Bayan T sert bir tokat yemiş gibiydi. Kedisinden kaçtığını bir takım bahanelere sığındığını hayatının sorumluluğunu almadığını fark etmişti. Ağzından ” Önümüzdeki ay hayatımda ilgilenmeye başlayacağımı planladım “cümlesi dökülebildi sadece.

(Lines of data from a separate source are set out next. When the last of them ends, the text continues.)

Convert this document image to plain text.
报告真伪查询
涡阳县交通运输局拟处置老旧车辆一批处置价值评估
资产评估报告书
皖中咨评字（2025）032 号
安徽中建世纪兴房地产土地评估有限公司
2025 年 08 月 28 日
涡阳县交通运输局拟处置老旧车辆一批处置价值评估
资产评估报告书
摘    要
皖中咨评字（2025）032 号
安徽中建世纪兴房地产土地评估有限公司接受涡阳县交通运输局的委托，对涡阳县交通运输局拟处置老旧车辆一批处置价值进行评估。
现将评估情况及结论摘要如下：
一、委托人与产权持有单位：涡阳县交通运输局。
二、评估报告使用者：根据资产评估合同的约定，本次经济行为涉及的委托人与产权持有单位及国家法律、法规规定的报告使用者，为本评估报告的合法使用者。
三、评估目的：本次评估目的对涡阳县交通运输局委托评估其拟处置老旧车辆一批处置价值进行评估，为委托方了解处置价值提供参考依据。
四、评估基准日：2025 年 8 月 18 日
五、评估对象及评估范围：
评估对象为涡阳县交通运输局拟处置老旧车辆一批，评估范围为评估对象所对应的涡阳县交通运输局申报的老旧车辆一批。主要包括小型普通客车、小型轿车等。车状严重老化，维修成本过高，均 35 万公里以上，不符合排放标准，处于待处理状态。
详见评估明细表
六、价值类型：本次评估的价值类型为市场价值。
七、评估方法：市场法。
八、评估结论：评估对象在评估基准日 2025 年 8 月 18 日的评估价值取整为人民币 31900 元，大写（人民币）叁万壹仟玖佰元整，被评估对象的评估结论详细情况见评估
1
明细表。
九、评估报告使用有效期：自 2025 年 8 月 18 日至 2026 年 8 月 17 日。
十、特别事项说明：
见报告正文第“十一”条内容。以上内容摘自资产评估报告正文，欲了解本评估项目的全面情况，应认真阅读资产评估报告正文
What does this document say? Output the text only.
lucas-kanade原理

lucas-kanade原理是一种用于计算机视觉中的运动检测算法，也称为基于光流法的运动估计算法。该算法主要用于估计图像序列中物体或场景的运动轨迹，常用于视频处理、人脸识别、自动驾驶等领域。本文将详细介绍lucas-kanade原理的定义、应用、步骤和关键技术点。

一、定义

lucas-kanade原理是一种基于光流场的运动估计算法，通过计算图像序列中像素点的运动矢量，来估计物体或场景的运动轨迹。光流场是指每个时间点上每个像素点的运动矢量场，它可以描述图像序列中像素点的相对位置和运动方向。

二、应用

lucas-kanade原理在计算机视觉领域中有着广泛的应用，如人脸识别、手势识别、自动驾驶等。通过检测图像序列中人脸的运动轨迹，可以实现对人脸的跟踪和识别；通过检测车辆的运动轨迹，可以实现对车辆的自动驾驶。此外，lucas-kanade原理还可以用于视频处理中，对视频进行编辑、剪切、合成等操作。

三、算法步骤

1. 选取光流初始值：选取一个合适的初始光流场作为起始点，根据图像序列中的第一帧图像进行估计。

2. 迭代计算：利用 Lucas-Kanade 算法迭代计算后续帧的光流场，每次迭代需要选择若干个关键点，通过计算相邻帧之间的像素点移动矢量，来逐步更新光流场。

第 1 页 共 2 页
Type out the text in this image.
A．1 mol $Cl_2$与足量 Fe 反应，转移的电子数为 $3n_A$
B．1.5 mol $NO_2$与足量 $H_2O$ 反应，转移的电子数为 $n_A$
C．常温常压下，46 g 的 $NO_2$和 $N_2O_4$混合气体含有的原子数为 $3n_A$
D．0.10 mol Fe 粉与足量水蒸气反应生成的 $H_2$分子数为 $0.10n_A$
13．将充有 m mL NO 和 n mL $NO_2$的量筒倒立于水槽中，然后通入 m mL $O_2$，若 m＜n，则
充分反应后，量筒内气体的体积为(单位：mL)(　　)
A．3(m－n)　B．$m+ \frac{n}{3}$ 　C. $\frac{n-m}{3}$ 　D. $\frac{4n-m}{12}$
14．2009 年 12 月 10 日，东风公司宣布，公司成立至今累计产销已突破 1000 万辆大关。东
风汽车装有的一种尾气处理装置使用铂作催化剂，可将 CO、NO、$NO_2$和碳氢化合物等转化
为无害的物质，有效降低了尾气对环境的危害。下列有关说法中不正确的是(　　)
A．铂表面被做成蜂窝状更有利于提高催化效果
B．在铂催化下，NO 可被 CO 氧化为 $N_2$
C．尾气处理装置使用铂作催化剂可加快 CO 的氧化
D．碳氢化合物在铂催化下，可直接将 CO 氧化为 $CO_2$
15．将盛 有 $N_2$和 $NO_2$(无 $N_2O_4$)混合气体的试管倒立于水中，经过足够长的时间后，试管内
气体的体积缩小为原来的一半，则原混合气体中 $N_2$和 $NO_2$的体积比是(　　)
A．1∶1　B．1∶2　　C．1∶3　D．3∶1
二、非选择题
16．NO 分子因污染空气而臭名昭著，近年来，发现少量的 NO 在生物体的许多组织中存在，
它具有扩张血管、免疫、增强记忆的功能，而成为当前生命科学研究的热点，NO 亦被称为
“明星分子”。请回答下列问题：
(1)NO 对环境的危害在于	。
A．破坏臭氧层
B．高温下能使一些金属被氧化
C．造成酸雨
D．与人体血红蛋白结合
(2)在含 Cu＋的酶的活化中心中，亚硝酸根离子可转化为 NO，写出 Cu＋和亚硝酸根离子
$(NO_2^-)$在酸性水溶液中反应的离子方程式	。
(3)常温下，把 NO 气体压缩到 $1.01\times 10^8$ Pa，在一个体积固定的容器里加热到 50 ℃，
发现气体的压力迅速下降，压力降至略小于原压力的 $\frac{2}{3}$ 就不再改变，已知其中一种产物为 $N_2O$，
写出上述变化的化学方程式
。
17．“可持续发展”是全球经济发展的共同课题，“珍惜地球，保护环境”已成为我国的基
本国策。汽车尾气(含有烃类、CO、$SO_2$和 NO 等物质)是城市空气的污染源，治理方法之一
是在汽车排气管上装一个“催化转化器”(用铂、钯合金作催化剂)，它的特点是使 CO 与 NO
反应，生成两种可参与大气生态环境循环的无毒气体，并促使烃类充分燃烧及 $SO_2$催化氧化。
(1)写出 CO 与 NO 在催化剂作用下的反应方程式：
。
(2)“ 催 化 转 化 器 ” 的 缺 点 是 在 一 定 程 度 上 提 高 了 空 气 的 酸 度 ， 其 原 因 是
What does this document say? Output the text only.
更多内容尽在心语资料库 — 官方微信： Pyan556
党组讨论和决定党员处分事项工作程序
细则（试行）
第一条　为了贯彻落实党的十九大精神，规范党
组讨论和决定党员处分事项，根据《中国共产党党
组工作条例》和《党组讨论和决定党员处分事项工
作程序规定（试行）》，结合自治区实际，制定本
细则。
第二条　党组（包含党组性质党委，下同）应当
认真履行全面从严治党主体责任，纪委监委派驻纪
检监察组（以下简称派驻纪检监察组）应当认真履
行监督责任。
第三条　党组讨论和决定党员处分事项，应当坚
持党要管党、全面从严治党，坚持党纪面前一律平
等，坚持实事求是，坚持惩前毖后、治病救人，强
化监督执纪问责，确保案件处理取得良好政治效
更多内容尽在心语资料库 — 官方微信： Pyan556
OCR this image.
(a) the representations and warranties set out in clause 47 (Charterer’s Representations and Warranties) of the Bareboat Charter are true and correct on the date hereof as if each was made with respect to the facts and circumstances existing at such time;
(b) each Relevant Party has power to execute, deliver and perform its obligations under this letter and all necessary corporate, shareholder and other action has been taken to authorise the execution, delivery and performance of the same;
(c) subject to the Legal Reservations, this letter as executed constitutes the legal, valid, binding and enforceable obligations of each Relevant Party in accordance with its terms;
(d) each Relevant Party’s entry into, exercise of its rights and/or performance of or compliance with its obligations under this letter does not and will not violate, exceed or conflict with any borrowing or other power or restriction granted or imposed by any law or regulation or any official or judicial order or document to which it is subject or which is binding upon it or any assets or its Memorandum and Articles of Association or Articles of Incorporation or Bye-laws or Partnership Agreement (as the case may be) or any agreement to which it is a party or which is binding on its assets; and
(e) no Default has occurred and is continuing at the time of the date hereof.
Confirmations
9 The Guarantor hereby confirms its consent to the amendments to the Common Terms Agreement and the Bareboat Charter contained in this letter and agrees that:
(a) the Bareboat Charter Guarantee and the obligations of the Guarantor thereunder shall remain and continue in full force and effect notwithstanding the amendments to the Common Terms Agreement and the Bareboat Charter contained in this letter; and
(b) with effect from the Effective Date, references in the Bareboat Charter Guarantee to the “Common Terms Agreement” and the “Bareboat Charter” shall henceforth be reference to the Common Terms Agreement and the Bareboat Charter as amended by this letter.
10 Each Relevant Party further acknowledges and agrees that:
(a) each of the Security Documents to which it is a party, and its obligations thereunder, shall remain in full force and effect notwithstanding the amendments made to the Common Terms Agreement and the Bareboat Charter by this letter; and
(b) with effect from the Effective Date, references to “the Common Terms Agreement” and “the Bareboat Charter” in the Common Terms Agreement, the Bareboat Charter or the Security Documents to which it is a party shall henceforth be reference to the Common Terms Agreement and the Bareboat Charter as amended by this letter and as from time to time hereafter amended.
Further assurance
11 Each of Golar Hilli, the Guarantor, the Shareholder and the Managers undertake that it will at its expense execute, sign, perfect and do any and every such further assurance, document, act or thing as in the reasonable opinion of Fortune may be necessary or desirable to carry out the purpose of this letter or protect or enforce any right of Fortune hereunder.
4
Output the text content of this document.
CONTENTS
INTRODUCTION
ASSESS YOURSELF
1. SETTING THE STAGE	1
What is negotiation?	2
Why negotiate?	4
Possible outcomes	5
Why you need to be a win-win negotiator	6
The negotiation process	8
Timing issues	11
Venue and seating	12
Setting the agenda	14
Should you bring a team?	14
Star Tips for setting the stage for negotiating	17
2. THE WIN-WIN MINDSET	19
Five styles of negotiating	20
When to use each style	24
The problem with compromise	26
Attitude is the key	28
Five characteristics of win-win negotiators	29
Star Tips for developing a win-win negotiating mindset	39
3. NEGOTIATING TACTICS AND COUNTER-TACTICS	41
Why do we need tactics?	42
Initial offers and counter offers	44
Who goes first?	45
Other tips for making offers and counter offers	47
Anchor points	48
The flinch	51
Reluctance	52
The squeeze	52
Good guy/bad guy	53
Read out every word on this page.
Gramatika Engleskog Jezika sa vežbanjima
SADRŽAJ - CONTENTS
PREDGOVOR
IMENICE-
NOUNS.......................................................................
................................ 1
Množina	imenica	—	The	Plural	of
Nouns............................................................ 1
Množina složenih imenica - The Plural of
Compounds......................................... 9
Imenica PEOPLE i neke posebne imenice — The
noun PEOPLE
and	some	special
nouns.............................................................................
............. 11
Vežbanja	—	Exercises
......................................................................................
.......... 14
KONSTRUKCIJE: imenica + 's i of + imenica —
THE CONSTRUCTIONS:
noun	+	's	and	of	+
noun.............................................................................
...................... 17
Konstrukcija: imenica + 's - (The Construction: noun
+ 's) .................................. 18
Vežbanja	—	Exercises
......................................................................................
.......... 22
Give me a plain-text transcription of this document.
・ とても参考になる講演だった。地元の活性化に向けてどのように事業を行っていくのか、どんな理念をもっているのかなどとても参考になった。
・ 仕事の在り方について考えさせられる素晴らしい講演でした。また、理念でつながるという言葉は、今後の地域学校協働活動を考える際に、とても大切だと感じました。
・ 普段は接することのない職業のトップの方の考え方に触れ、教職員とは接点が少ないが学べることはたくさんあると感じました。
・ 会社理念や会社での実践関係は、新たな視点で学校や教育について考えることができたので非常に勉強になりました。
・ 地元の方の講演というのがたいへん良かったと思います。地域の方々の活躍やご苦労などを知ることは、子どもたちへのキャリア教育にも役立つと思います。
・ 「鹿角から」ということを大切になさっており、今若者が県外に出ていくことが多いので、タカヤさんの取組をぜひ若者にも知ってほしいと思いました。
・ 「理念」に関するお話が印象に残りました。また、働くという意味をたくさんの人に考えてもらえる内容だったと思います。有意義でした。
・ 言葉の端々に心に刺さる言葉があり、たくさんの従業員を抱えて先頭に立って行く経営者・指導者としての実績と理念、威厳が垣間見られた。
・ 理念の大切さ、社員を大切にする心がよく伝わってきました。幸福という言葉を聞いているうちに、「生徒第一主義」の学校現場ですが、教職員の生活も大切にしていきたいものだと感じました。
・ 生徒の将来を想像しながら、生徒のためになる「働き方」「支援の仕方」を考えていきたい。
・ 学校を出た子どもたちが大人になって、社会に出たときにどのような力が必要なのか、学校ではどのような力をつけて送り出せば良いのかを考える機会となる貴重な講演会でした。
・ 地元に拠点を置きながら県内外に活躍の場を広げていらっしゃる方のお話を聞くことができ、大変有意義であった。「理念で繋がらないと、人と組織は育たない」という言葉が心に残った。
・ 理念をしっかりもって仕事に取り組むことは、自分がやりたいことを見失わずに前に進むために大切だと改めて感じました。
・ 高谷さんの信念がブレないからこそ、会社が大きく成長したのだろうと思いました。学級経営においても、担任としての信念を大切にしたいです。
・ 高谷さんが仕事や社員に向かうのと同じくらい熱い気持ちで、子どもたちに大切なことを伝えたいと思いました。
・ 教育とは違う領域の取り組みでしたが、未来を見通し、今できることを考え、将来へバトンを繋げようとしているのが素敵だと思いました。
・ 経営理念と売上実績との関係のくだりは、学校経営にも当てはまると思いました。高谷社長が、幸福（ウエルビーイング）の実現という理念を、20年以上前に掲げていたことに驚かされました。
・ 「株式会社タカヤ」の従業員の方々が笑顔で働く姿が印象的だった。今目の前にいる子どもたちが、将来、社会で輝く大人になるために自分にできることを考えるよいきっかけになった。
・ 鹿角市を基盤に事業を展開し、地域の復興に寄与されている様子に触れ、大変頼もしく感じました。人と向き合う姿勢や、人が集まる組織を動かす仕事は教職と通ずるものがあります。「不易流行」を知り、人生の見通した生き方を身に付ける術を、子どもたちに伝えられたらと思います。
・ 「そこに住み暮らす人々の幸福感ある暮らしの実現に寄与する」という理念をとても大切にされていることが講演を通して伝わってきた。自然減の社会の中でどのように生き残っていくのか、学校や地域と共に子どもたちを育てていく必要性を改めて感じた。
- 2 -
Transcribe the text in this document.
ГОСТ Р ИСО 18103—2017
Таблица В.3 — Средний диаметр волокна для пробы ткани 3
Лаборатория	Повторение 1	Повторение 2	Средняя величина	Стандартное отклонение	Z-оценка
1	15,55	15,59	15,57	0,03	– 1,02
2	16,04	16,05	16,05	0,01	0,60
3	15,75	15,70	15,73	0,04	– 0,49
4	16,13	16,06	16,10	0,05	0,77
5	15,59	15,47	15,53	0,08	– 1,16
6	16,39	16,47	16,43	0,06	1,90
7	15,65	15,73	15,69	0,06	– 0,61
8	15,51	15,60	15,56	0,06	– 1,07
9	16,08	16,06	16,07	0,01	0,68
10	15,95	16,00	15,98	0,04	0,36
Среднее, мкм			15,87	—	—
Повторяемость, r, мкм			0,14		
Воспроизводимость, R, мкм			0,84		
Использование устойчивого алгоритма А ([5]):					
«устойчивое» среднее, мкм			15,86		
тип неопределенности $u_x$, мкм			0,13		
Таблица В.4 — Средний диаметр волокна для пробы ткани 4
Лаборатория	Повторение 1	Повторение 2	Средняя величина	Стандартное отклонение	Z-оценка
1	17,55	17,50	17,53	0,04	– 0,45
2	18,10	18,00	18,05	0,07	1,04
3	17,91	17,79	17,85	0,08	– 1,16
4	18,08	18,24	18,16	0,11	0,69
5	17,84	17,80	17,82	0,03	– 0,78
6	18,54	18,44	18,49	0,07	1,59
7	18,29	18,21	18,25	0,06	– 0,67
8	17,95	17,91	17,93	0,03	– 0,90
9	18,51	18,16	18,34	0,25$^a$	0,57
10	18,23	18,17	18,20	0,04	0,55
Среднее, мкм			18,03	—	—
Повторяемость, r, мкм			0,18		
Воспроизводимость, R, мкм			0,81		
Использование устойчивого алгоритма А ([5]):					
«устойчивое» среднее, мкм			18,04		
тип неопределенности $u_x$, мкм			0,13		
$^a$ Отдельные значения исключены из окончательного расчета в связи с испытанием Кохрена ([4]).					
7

Her zaman dediğim gibi bizim amacımız kendimizden kaçmak sebepleri ve çözümleri bize ait olmayan yerle de aramak istersek birileri bize bizim istediğimiz, geçmiş yaşamdaki atalarımızın yaşadıklarından, çevresel sebeplerden, …. her nereden olursa olsun ihtiyacımız olan yalanları söylemek için orada olacaktır. Bunun yanında şıracımız da bazen ailemizden bazen arkadaşlarımızdan bazen çalışanlarımızdan ya da yöneticilerimizden olurken bazen de falcılardan uzmanlardan birisi olacaktır.